Experimental rigor and reproducibility were ensured by the following methods: (1) Repeating basic experiments at least three times including positive as well as negative controls. Experiments were not blinded and are reported as number (N) of independent experiments and number (n) of cells tested.

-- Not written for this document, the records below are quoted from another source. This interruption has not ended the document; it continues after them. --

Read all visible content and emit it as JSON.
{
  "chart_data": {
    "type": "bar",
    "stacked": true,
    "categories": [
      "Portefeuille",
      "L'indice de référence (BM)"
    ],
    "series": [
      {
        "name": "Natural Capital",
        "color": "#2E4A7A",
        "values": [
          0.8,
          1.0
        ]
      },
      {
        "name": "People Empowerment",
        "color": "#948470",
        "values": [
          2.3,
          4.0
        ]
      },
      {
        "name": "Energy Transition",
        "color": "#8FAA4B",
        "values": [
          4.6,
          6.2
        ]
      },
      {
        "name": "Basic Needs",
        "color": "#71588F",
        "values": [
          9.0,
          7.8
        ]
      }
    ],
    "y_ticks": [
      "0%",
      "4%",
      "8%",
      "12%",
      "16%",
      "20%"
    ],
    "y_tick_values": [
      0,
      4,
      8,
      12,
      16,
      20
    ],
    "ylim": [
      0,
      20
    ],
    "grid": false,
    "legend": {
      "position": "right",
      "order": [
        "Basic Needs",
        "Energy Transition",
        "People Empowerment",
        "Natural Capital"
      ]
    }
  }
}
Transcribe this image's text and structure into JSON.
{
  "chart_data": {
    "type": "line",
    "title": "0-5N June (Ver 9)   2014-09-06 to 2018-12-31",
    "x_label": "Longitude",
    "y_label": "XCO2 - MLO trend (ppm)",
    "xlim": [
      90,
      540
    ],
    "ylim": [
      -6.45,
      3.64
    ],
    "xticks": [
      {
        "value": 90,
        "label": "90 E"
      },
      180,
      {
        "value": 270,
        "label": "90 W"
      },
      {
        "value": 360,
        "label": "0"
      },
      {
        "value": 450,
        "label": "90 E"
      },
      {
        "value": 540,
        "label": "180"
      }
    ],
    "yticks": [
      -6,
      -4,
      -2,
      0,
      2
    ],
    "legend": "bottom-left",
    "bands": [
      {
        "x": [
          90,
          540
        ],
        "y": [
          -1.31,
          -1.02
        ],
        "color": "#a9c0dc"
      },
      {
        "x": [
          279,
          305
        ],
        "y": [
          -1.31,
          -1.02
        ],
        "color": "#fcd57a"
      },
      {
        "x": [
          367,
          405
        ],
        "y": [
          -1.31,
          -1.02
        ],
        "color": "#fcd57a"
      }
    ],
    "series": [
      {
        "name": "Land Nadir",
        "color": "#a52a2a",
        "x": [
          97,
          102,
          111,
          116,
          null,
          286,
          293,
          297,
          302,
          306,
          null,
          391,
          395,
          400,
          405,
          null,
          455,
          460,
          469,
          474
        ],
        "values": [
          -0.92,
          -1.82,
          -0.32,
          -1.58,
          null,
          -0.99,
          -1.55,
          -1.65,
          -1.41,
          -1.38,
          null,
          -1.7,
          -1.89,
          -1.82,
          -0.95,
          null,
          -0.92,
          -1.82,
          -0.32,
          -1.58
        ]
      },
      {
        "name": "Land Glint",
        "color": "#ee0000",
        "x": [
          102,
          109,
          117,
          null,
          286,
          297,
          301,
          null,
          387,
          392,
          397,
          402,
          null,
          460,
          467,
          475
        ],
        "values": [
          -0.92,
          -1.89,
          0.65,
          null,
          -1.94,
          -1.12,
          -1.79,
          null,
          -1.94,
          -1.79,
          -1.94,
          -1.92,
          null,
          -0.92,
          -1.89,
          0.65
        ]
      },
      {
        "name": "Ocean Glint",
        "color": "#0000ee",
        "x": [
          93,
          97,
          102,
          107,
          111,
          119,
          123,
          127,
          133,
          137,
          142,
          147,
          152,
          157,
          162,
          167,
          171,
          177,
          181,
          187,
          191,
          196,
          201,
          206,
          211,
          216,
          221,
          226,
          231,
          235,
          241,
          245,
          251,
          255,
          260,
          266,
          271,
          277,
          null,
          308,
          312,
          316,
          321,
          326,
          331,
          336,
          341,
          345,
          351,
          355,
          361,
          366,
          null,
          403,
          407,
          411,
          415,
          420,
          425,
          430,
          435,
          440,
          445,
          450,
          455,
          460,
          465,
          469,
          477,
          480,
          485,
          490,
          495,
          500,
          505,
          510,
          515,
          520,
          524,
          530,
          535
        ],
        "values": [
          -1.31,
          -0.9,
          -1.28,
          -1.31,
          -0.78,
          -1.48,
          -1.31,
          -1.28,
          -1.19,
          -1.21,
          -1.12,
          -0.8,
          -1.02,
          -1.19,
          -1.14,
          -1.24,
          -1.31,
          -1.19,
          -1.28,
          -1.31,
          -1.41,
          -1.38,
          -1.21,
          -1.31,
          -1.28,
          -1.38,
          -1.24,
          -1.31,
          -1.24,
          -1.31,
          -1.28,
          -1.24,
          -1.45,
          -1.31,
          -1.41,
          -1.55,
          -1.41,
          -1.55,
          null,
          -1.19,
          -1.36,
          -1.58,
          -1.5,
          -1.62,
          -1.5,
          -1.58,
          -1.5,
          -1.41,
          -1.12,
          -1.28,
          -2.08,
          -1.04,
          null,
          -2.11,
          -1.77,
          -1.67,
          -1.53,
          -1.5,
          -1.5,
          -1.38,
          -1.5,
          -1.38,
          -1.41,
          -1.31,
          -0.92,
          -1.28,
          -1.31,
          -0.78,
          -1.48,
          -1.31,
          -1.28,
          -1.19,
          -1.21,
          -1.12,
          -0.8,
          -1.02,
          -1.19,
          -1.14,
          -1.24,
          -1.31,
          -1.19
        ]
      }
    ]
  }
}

(2) Validating all reagents used. Antibodies are authenticated by expressing in HEK or ROS cells the native protein or epitope against which the antiserum was raised and confirming that it is recognized by the indicated antibody. All recombinant proteins and mRNA constructs are sequenced for fidelity through the PITT Core facility http://www.genetics.pitt.edu. For cell lines used in the described study, that are engineered heterologous expression model, in which PTHR, adenylate cyclase 2, or G proteins are expressed, there is no concern regarding the fidelity of the cell model. If a discernible change in PTHR signaling properties arise, or if the cell aspect changes conspicuously, we then resort to an archived aliquot of cells kept in liquid nitrogen. These cells were acquired under license from ATCC. Accordingly, they have been authenticated. Again, these cells possess a distinct phenotype and were this to change over time, we would start from a fresh aliquot of stored cells.

Data availability

Our research resources, including methods, disposables, cells, media, and protocols are available upon request to qualified academic investigators for non-commercial research purposes. All reagents developed, such as receptor constructs, as well as techniques and detailed methods, will be made available upon written request. The corresponding author adheres to the NIH Grants Policy on Sharing of Unique Research Resources including the “Sharing of Biomedical Research Resources: Principles and Guidelines for Recipients of NIH Grants and Contracts.”